Centennial had the highest rate, followed by the areas with postal codes beginning with R2W (the North End and North Point Douglas), R3B (covering South Point Douglas, the Exchange, Chinatown, downtown, Central Park, Spence and Civic Centre), and R3E (Sargent Park and Daniel McIntyre).
“[The data] paints a picture of the kind of communities that were most impacted economically by COVID,” said Michael Barkman, chairperson of Make Poverty History Manitoba. “Unfortunately that’s low-wage, part-time workers.”
Women and Indigenous and racialized people were also disproportionately impacted, he said.
While there was a drop in CERB recipients in the R3B and R3E areas after the first week, the number of people requiring the federal benefit in Winnipeg’s North End and North Point Douglas remained high.

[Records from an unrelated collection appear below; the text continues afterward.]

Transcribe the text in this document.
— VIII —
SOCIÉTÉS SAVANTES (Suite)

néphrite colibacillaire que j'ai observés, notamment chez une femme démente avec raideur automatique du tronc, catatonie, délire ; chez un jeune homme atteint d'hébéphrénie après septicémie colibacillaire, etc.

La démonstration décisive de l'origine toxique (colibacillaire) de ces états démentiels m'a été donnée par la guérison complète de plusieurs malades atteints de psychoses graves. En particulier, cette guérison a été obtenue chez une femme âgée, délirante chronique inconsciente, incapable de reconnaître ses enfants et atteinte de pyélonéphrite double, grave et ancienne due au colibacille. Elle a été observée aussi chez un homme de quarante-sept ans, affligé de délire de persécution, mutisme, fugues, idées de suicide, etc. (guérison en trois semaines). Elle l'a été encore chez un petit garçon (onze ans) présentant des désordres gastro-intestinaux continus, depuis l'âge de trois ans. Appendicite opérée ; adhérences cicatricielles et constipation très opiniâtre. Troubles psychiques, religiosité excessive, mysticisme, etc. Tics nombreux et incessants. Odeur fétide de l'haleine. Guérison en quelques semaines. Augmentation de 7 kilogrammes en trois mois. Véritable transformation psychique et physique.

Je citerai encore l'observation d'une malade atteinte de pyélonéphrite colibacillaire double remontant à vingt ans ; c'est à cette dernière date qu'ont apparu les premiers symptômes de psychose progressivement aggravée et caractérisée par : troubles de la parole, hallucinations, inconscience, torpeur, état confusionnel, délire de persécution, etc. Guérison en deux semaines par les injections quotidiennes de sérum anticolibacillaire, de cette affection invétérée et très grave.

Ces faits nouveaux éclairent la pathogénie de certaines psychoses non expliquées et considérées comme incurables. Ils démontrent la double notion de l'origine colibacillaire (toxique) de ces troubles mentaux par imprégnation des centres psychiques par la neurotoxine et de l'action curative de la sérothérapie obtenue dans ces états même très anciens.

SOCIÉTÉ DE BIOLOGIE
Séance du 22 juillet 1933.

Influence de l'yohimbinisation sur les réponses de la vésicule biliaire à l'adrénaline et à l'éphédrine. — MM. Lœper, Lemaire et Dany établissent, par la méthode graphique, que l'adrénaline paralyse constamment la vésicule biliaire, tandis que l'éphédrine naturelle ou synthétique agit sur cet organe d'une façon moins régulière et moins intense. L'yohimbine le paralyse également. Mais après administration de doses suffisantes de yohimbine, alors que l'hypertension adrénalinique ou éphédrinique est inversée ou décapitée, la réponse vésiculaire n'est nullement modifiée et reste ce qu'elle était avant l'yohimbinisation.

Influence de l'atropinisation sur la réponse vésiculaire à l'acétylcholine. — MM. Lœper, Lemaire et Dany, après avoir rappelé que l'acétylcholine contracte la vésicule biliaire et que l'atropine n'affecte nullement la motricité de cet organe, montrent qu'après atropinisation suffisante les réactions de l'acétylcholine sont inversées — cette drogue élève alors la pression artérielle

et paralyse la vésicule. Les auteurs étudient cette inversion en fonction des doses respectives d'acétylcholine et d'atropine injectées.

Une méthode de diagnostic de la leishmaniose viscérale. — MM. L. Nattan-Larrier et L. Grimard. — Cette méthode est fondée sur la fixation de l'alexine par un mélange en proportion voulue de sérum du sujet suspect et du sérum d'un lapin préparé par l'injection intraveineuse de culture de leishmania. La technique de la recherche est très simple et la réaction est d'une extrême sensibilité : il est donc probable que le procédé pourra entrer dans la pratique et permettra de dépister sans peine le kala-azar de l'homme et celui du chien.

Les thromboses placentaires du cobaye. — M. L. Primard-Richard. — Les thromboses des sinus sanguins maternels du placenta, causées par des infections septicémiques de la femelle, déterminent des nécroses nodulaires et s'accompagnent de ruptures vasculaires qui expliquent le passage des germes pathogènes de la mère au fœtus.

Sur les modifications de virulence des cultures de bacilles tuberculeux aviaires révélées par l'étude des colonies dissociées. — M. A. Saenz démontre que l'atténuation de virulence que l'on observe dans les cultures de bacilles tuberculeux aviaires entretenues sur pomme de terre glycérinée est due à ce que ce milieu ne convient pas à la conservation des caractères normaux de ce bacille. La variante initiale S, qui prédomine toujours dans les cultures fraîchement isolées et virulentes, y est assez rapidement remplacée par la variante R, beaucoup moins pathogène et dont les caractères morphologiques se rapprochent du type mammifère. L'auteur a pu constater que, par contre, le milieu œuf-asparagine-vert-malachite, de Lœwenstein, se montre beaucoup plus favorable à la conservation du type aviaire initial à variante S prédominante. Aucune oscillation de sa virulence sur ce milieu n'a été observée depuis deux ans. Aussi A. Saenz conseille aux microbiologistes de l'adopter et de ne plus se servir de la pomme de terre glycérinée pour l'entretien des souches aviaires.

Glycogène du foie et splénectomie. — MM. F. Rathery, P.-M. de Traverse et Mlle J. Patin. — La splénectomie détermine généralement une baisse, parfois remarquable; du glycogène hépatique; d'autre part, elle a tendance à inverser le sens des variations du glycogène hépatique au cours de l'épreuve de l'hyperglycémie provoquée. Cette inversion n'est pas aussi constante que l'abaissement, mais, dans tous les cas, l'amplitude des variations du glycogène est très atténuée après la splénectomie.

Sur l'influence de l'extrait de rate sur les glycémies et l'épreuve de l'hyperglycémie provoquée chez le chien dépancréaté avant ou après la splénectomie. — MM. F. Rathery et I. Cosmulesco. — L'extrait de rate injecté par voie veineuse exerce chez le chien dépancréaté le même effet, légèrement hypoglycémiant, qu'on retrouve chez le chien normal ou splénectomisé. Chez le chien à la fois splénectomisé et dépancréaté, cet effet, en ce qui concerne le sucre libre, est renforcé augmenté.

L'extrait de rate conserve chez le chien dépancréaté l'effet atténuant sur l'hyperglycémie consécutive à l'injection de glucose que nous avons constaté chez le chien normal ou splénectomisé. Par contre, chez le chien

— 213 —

In the first week of the program, nearly one in every three people in the R2W area received $500 from CERB. By Week 7, that rate dropped to just over one in every five people.
That area also received the most money from the CERB in Winnipeg. Over $19 million was sent to eligible recipients in the R2W zone, the data shows.
Michael Redhead Champagne believes the CERB data should not be used to further stigmatize Winnipeg’s North End, where the pandemic exacerbated already existing socio-economic issues.
“We have to look at our world through a lens of equity. People and families in the North End are not living with access to many of the things that they need to live a healthy life, and CERB provided a once-in-a-lifetime opportunity,” said Champagne.
In his role as chairperson of Fearless R2W, a community organization that helps North End families involved in the child welfare system, Champagne has even seen parents use CERB to reunite with their children.
“I know people who use CERB to try to solve their housing solution so that they could get their kids back,” said Champagne.
“It’s heartbreaking for me to see how hard these parents are working, but it’s also encouraging, because even in the face of a pandemic, those parents are not giving up on their families.”
Northern Manitoba receives most CERB money
The R0B postal code area — which covers most of northern Manitoba, excluding Thompson, The Pas and Flin Flon — has the seventh-highest population of people over the age of 15.
Yet nearly $28.7 million was sent to the R0B area through CERB — more than anywhere else in Manitoba.
The region, with a population of 31,630 people older than 15, had a lower rate of people receiving CERB at the beginning — just under 22 per cent. Over a dozen areas in Winnipeg had higher rates of people receiving CERB in Week 1, the data shows.
But by the fourth week of the program, the R0B area barely surpassed Centennial for the region with the highest rate of CERB recipients at that point, with just over 27 per cent of people receiving the benefit.
In following weeks, the region continued to have the highest rate of people on CERB in Manitoba, at one point reaching 30 per cent. By Week 7, the last week for which there is available data, just over 28 per cent of people in the R0B area were receiving the benefit, the data shows.
Winkler had Manitoba’s lowest CERB rate
Meanwhile, the city of Winkler, about 100 kilometres southwest of Winnipeg, had the lowest rate of people receiving CERB in Manitoba, the data shows.
In the first week of the program, about 11 per cent of people in Winkler — 1,620 — received the $500 benefit. The rate dropped into the single digits by Week 2, and continued decreasing to 2.26 per cent by Week 7, according to the data.
Although Winkler’s service, retail and gym industries took a blow throughout the pandemic, the community has a robust manufacturing industry which kept people working, said Mayor Martin Harder.
“I am so proud I can hardly contain myself,” said Harder, adding that he was surprised to learn of Winkler’s low rate of CERB recipients.
“It’s not that we haven’t needed it and it’s not that the businesses aren’t struggling, but we are making it work because, in large part, the community is based on homegrown industries that care.”